27 Ottobre 2014, di Redazione Wall Street Italia

ROMA (WSI) – Cinque startup toscane lanciate alle conquista del Texas. Sono attive nel campo della scienza, della bio medicina e delle nanotecnologie e sono state selezionate da una commissione di scienziati del centro medico di Houston, il piu’ grande e alla avanguardia del mondo, nella ambito di un progetto realizzato dalla Italy-America Chamber of Commerce of Texas in partnership con la agenzia regionale Toscana Promozione e con il supporto della Greater Houston Partnership.

A sbarcare nello stato americano della stella solitaria, dal prossimo lunedi’, saranno Brain Control (un prodotto che consente di cliccare su un dispositivo elettronico con la sola forza del pensiero utilizzato da pazienti gravi, anche quelli colpiti da sla), Emergency Solutions (soluzioni mediche mobili), Exosomic (per la diagnosi precoce del cancro), Galileo Research (per la cura del cancro alla prostata e alle ovaie) e Win Medical (per la disgnostica medica).

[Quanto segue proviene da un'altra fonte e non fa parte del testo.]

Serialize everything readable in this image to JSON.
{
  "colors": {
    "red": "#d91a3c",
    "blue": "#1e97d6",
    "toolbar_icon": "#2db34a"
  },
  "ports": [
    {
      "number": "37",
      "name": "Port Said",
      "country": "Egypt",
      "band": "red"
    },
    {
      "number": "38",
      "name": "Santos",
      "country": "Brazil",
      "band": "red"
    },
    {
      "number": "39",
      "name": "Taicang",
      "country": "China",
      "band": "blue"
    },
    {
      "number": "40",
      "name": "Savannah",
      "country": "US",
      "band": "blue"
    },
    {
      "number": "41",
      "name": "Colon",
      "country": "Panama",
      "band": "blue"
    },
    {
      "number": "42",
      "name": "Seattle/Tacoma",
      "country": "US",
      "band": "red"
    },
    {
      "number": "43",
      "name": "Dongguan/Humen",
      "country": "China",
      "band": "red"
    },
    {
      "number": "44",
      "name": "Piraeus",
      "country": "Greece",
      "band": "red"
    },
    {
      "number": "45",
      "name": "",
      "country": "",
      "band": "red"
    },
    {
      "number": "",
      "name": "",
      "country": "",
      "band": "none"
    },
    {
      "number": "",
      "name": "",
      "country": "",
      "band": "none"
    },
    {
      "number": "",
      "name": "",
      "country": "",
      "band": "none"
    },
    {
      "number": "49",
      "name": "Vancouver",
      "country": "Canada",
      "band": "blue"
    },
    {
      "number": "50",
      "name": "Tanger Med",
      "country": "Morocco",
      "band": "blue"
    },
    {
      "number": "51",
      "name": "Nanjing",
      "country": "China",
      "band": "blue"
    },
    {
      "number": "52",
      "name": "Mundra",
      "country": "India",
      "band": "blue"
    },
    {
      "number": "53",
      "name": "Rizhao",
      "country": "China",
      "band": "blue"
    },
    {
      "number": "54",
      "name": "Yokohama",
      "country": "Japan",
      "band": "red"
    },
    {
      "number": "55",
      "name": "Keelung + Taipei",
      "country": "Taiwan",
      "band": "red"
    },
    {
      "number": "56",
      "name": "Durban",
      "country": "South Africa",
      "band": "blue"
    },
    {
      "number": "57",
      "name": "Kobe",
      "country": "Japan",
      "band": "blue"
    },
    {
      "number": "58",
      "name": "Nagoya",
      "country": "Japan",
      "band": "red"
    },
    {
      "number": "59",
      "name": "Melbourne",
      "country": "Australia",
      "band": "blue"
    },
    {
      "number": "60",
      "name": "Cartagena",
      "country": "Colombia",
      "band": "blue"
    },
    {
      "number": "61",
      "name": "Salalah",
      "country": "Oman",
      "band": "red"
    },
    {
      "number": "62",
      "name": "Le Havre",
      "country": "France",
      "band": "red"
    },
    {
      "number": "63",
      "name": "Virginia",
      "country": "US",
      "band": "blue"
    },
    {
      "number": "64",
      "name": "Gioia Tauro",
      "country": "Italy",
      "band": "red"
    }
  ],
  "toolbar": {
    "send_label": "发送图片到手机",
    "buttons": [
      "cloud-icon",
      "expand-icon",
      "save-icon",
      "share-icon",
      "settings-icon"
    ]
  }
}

La selezione, tra le 25 aziende toscane candidate, e’ avvenuta lo scorso giugno tra il distretto di Pontedera, Firenze e Siena ed “e’ stata fondata sul duplice criterio del rispondere alle effettive esigenze della comunita’ scientifica di Houston e di essere gia’ pronte per la fase di ricerca e investimenti”, ha spiegato il direttore esecutivo della America Chamber of Commerce of Texas, Alessia Paolicchi.

Grazie a joint venture con societa’ americane “le startup di ricerca sul cancro in particolare – ha rimarcato Paolicchi – potranno usufruire anche dei finanziamenti messi in campo dallo stato del Texas”, che ha un’agenzia dedicata alla lotta ai tumori, il Cancer Prevention and Research Institute, con un budget da 300 milioni di dollari l’anno, per 10 anni a partire dal 2009. In missione tra Houston e Austin da domani, le startup incontreranno la comunita’ texana.

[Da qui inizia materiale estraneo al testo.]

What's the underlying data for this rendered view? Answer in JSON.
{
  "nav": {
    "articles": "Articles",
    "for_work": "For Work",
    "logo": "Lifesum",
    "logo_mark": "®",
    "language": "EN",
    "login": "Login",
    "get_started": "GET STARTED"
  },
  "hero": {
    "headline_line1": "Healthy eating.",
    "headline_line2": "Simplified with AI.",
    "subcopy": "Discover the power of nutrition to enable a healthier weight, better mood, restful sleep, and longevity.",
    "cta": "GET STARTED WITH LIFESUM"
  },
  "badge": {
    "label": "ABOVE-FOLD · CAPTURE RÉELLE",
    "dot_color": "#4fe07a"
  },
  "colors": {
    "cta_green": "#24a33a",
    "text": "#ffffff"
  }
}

Vedranno gli scienziati del BioScienze Research Collaborative, saranno guidati alla Nasa da Paolo Nespoli, visiteranno il Methodist Research Institute, il Technology Center di Houston, il Science Technology and Advance Research Park (Star), la Texas State University e la IC2, la Innovation Creativity Capital Incubator, di Austin. In calendario, martedi’, sono previsti b2b per effettive opportunitaa da affari. > Una terza fase del progetto e’ poi prevista per gennaio del 2015 quando un significativo gruppo di investitori texani andraa in Toscana, alla ricerca del miglior investimento. “Questa punta ad essere la prima di una serie di iniziative che riguarderanno, ogni anno, una regione diversa a partire dalla Lombardia, la Emilia e il Piemonte”, ha detto Paolicchi anticipando che con la Toscana si punta a replicare la iniziativa nel comparto della Ict. (AGI).